Las Vegas Sun

April 25, 2024

Hunt to save bighorn to begin this week

Contractors for Arizona will begin hunting mountain lions this week to keep them from preying on a thinning herd of bighorn.

Bob Posey, regional supervisor with the Arizona Game and Fish Department in Kingman, said culling the mountain lion population in the Black Mountain region was the only tool left to the agency, which is trying to maintain the population of sheep in the region.

Posey said an estimated 15 mountain lions, cougars or puma, may live in the Black Mountain region of western Arizona, which includes the Arizona side of Lake Mead National Recreation Area. The area more appropriately would be home to three to five big cats, he said.

"The area that we're looking at is essentially from Lake Mead all the way south to I-40 (Interstate 40) south of Kingman, south of Bullhead City," Posey said.

The National Park Service has declined to allow hunting in the recreation area without first holding public hearings.

Posey said the state plan, in development for several years, is to target lions in areas where scientists know that bighorn are being killed.

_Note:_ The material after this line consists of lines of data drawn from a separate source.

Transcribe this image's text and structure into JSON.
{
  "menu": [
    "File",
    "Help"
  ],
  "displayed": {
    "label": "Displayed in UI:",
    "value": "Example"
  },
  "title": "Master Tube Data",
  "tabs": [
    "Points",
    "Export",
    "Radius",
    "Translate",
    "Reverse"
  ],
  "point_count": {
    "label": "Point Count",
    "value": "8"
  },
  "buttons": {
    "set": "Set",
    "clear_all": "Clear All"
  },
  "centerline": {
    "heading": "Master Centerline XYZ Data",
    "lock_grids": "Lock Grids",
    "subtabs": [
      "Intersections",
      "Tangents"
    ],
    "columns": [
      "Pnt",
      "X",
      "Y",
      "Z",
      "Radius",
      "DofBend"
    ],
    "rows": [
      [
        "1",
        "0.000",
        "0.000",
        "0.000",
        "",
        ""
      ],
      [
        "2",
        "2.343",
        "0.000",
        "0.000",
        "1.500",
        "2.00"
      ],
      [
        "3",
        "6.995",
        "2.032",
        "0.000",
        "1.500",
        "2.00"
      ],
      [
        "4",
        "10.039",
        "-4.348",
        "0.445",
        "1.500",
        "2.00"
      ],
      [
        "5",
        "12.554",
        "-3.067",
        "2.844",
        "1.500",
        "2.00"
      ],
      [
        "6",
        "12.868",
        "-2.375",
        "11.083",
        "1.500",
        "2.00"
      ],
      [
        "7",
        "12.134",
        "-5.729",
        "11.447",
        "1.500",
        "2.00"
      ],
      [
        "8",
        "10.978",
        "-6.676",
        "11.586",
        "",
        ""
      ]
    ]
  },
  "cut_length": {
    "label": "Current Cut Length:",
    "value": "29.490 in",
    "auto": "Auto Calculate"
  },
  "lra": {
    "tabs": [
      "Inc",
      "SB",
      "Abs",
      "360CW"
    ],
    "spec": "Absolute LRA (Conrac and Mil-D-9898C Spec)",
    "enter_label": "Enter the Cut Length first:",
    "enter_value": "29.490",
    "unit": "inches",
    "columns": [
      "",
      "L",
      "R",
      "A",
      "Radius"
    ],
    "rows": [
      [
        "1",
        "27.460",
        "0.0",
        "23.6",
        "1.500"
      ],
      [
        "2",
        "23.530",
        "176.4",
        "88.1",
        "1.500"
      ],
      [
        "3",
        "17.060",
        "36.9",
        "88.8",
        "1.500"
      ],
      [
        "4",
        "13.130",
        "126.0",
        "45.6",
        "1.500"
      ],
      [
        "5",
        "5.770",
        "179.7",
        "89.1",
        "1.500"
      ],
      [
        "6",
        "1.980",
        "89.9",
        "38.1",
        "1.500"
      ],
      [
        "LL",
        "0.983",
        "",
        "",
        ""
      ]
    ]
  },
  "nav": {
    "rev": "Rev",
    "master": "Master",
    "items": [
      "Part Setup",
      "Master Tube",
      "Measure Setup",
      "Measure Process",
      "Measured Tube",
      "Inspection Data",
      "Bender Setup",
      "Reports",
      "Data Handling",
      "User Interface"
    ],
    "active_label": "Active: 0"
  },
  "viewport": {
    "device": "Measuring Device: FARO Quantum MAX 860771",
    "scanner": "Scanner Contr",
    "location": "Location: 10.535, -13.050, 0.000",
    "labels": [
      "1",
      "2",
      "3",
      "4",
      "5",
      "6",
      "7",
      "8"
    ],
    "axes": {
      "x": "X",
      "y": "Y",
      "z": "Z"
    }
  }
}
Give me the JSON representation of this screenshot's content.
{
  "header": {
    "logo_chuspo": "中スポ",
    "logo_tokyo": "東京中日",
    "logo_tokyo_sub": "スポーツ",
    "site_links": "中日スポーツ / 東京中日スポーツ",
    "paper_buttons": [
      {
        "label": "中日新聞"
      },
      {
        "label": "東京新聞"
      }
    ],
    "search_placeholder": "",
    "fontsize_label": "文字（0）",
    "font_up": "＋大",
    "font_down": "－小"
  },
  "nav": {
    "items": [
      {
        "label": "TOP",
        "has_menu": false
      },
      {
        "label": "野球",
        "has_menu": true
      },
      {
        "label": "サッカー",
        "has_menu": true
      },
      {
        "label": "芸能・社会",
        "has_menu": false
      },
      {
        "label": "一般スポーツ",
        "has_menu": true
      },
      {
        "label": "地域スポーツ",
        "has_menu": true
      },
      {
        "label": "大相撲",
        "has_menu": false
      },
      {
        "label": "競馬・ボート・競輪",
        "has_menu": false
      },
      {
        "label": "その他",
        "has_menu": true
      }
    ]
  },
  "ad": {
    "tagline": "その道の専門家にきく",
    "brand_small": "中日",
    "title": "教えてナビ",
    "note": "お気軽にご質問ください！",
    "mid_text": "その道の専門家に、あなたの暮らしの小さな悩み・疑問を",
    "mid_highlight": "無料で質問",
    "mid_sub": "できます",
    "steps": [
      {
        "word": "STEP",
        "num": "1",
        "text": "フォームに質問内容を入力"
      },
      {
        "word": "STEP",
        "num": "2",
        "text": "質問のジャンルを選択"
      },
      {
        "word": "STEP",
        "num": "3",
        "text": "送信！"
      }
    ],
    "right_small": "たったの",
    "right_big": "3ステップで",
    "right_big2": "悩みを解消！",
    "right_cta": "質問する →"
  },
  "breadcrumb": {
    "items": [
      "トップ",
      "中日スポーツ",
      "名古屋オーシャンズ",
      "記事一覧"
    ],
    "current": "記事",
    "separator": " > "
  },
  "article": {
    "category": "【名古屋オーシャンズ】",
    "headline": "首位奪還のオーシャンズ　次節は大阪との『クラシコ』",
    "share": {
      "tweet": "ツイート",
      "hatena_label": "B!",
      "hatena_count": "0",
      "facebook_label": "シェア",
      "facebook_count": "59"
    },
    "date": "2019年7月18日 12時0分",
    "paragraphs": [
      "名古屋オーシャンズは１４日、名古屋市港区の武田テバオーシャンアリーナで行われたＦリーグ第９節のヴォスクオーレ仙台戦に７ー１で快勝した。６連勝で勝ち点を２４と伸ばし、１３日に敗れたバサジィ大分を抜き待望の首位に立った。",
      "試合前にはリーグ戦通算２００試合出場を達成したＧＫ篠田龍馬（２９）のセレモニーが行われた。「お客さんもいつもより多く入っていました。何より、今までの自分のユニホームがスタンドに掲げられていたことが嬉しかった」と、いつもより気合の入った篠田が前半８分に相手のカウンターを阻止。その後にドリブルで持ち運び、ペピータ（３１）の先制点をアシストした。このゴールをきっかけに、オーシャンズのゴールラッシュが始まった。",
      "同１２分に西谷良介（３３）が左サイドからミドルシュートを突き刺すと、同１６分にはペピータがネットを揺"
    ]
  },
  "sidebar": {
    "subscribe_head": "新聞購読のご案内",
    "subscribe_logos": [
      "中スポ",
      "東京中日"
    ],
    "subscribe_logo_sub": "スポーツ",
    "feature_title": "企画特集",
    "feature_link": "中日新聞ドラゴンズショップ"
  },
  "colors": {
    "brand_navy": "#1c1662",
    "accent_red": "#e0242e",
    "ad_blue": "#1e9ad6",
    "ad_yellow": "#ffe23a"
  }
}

The state says the herd of bighorns is critical for repopulating the Intermountain West.

Posey suggested that the state's contract hunters could go into the federal recreation area for the mountain lions at a later time.

"I won't say we won't need to, but we definitely have other areas we can focus on, and that's what we plan to do early on ... We're at the last management option in dealing with the problem."

Lisa Belenky, a staff attorney with the Center for Biological Diversity, an environmental advocacy group, criticized the state plan as shortsighted.

"We think it's crazy," Belenky said from her offices in San Francisco. "That's just not the way to protect species. In the long run, they need to conserve habitat, not decrease mountain lions."

Kent Turner, chief of resource management for the Lake Mead National Recreation Area, said that if the state's contractors stay out of the federal land - about 230 square miles, or a third of the Black Mountains region - the Park Service will have little to say.

"We have the same objectives that they do, for the long-term viability of all the native wildlife in the area, including the bighorn sheep and the mountain lion," Turner said.

Frank Buono, an Arizona resident, Park Service veteran and board member of the national group Public Employees for Environmental Responsibility, said the agencies' statements contain both good and bad news. Buono and other environmentalists earlier this month had demanded public hearings before any mountain lion hunt within the recreation area.

"From a wildlife management perspective, the state's killing of lions is still questionable, but we're certainly relieved that the Park Service has shown it has the responsibility and authority to manage the lions within the recreation area," he said.